I think UV protective swimwear and clothing is great. Kids only need 4-5 minutes exposure for vitamin D, plus they can get it through diet as well. If we protect them now and teach them to be safe in the sun, skin cancer rates will hopefully be less in the future. I applaud Marcia Cross for doing the safe thing. There are many companies that sell protective clothing, just make sure it is the real deal, it must be a double weave fabric and stay away from ones that inject chemicals.

Lilybett on

At most schools in Australia it’s compulsory for children to wear a hat when they are outside in summer.

The preschools and childcare centres all have a similar policy and do sunscreen as well.

casey on

“At most schools in Australia it’s compulsory for children to wear a hat when they are outside in summer.”

I didn’t even think of this but you’re right.
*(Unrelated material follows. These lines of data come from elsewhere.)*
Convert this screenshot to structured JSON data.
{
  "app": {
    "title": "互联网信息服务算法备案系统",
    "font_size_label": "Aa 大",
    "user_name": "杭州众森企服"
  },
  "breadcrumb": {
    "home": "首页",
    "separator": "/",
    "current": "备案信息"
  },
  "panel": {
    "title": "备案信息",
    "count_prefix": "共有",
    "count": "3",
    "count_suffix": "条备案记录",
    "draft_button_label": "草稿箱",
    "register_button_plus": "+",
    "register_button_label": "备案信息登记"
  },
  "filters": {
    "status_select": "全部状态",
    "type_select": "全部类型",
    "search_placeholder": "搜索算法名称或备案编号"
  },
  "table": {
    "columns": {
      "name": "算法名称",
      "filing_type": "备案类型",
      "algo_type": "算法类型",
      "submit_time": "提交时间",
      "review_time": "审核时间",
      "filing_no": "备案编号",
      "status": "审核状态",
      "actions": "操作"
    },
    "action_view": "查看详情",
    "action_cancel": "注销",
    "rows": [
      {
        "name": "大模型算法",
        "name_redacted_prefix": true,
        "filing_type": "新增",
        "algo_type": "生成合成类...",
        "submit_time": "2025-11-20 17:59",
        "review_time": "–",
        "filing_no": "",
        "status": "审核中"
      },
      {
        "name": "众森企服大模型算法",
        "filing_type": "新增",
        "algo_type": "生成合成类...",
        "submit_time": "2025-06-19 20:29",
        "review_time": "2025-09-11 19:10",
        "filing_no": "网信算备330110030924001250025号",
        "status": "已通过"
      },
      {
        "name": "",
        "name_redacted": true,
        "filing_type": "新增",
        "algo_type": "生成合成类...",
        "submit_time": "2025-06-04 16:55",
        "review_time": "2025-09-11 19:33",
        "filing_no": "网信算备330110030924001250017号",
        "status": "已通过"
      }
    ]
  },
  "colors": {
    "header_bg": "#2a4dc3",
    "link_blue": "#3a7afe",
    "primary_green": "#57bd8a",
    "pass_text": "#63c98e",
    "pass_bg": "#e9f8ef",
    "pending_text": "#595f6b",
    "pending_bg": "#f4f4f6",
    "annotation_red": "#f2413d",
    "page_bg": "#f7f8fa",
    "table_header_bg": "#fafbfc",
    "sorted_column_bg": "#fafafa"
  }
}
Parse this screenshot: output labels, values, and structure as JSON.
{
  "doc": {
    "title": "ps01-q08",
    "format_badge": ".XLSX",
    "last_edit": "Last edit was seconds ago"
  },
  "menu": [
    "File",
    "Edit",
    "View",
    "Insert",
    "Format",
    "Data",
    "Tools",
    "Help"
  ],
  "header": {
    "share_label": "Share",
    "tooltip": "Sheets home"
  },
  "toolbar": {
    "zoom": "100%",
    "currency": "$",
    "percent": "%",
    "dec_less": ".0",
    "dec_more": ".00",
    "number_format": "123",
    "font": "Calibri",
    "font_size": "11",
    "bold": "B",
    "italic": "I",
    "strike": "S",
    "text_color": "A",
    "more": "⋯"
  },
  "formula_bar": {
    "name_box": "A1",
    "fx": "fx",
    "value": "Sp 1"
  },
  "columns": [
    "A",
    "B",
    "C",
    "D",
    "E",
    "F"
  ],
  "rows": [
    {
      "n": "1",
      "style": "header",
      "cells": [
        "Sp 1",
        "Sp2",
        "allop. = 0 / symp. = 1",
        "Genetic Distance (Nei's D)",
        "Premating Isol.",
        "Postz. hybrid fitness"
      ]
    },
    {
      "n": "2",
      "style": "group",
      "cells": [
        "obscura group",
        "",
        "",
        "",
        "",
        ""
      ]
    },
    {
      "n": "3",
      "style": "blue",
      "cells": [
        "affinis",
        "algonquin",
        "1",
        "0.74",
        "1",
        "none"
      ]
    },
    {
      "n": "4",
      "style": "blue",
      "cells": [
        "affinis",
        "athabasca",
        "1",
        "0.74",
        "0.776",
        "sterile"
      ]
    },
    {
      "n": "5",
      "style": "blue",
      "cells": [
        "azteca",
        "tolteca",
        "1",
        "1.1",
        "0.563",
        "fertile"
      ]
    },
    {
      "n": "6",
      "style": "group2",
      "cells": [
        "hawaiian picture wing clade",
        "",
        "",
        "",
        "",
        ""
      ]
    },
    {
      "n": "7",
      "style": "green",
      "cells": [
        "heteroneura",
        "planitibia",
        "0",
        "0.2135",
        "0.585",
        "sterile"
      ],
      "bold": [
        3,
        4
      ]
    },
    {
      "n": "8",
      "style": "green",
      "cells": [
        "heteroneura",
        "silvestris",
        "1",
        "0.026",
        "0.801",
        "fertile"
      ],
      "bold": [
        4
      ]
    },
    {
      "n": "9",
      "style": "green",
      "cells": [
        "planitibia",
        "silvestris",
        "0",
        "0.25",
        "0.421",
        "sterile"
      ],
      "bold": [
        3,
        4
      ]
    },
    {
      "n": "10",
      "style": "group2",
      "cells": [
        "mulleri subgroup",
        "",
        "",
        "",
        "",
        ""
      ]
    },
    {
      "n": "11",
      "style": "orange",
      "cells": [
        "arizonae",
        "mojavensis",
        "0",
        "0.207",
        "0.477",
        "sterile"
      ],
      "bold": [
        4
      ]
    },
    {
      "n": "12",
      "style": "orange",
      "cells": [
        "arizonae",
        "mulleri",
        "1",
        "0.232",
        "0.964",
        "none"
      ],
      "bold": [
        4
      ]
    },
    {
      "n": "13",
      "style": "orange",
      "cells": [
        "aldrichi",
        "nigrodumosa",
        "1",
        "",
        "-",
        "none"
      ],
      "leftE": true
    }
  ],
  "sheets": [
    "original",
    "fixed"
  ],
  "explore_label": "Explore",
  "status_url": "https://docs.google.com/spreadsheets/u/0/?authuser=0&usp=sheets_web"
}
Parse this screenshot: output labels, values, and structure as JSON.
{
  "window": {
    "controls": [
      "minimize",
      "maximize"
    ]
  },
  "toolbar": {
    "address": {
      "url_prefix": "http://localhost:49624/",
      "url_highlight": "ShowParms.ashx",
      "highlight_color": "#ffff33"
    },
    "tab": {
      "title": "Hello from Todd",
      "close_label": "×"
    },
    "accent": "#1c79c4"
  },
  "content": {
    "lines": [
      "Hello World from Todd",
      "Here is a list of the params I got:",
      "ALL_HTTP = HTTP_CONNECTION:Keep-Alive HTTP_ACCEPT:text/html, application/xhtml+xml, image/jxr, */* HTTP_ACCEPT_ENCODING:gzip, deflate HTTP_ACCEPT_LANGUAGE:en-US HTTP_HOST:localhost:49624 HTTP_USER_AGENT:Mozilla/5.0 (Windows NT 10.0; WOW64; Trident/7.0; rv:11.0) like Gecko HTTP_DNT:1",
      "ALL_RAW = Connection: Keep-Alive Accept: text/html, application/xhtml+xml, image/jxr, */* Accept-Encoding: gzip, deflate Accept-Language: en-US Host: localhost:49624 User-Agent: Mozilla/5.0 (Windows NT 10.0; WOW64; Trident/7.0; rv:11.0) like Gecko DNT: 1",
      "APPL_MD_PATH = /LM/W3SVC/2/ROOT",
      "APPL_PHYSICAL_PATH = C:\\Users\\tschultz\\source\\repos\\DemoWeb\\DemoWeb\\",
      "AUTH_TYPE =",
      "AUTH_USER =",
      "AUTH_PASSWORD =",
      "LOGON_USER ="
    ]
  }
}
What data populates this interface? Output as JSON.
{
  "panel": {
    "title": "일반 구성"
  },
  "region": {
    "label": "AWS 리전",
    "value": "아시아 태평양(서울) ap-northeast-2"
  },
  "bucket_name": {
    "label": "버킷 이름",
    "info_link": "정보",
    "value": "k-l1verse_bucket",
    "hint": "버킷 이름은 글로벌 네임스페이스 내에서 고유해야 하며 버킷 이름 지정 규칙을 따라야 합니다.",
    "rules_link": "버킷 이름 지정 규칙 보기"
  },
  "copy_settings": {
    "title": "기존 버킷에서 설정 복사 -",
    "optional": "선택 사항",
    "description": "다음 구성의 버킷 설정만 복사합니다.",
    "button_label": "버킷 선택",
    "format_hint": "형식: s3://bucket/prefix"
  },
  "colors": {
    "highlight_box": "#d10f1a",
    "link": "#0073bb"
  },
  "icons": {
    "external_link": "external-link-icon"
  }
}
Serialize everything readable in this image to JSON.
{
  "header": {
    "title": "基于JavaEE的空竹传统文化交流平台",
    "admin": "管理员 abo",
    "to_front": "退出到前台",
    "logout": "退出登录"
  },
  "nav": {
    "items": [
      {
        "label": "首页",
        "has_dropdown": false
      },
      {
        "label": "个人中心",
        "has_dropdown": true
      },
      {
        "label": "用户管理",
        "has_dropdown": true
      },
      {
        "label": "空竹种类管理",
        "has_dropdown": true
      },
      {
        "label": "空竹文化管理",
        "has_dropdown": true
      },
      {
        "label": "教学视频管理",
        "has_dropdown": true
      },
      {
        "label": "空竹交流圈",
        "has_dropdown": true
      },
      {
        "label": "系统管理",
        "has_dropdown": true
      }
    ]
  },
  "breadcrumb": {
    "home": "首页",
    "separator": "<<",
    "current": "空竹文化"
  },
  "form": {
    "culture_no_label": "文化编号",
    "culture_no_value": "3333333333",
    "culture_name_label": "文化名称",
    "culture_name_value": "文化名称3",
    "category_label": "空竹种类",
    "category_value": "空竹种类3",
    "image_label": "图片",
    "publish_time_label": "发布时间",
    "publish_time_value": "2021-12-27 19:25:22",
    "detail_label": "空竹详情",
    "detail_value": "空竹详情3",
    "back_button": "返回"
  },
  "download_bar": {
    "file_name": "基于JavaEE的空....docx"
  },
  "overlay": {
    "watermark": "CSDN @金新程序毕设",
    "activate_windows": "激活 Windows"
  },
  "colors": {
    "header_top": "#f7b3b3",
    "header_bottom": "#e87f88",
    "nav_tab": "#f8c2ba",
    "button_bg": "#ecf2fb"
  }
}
It’s especially true of state run schools. I remember when they instituted the “no hat, no play” policy at my primary school. Anyone who forgot their hat had to sit and play under a tree or in the shade. That was so boring and no one forgot their hat very often!

Kaylee on

Wow I love how Nahla has got all of us talking about sun protection for babies. But I think Marsha Cross is thinking about it more than other celebrity parents. Because she and her kids are red heads with very fair skin. They burn very easy in the sun. And Marsha had to deal with that all of her life. So she would be more mindful of sun protection. But like I said. Its good that we are talking about it.

miragana on

Good day!
It is very informative and has a very good quality in it.
I like it…

Self Improvement
Modern Rifle
Happy Halloween

Thank you very much for your time.

Silvermouse on

Since I got burned on the Cooper River Bridge (go Charleston!) 2 weeks ago, I’m going to lather sunscreen on my children 10 or 15 years down the line, plus a hat, plus sunglasses on the younger ones while we’re at the beach.